The trouble is, we don’t live in a two dimensional world – it’s a 3 dimensional world (at the very least) and it’s driven by quantum physics. We live in fractal-like loops – looping paths with a forward momentum that both revisit and retrace some previous path while also creating a new one while in general expanding.
My argument is that to do anything we must have times of not doing – a cyclical process of thinking, doing, thinking, doing and so on.
Without the periods of rest, the doing suffers – we do tasks badly because we are tired, we do projects in the wrong way because we didn’t plan or we, perhaps worst of all, complete activities that shouldn’t be done or don’t really need doing at all.
The time management process should be more like a teeter-totter – a process of going back and forth between doing and not-doing. The doing time is about accomplishment, growth and progress. The non-doing time is about thought, reflection and appreciation.

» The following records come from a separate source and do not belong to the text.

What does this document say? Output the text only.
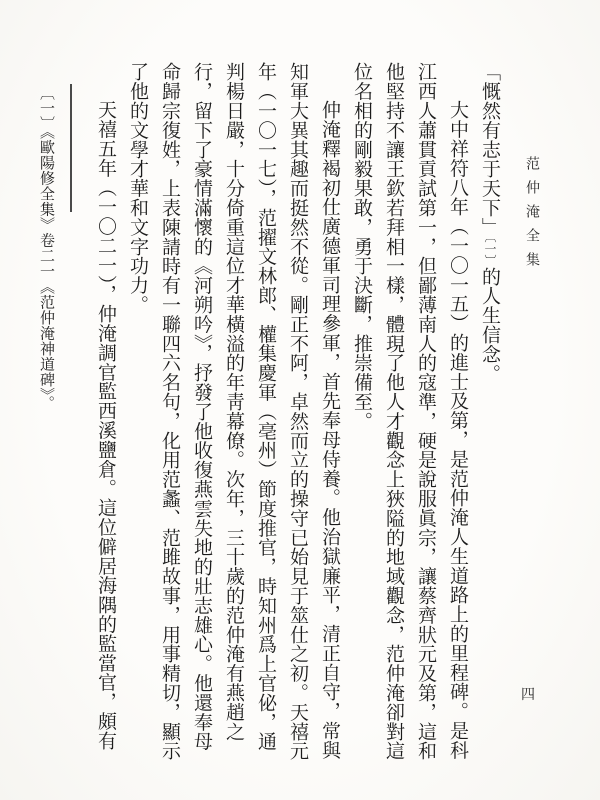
范仲淹全集
四
「慨然有志于天下」〔一〕的人生信念。
大中祥符八年（一〇一五）的進士及第，是范仲淹人生道路上的里程碑。是科
江西人蕭貫貢試第一，但鄙薄南人的寇準，硬是說服眞宗，讓蔡齊狀元及第，這和
他堅持不讓王欽若拜相一樣，體現了他人才觀念上狹隘的地域觀念，范仲淹卻對這
位名相的剛毅果敢，勇于決斷，推崇備至。
仲淹釋褐初仕廣德軍司理參軍，首先奉母侍養。他治獄廉平，清正自守，常與
知軍大異其趣而挺然不從。剛正不阿，卓然而立的操守已始見于筮仕之初。天禧元
年（一〇一七），范擢文林郎、權集慶軍（亳州）節度推官，時知州爲上官佖，通
判楊日嚴，十分倚重這位才華橫溢的年靑幕僚。次年，三十歲的范仲淹有燕趙之
行，留下了豪情滿懷的《河朔吟》，抒發了他收復燕雲失地的壯志雄心。他還奉母
命歸宗復姓，上表陳請時有一聯四六名句，化用范蠡、范雎故事，用事精切，顯示
了他的文學才華和文字功力。
天禧五年（一〇二一），仲淹調官監西溪鹽倉。這位僻居海隅的監當官，頗有
〔一〕《歐陽修全集》卷二一《范仲淹神道碑》。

Both sides are needed to live your best life. That is key – both have a purpose. It’s not a situation of doing being ‘good’ while not-doing is ‘bad’, but rather an interdependence. It’s a reality that you must spend time on both for either one to exist. If we fail to appreciate the value of not-doing, we just burn out on the doing side.
We have this strange disconnect between thinking we need to constantly do and what we really do – which is to drop out – or down in front of the TV or Internet and feel guilty about what we are not doing. We crash and burn and more importantly, we don’t think, reflect and appreciate enough.
Instead, realize and plan for the not-doing time. Reflect on what you’ve done, think about what to do next and how to do it and appreciate each accomplishment. You will, in the end, do more – better quality, higher value, better-return-on-time-invested activities.
Sometimes, it is important to do nothing and just be thought full.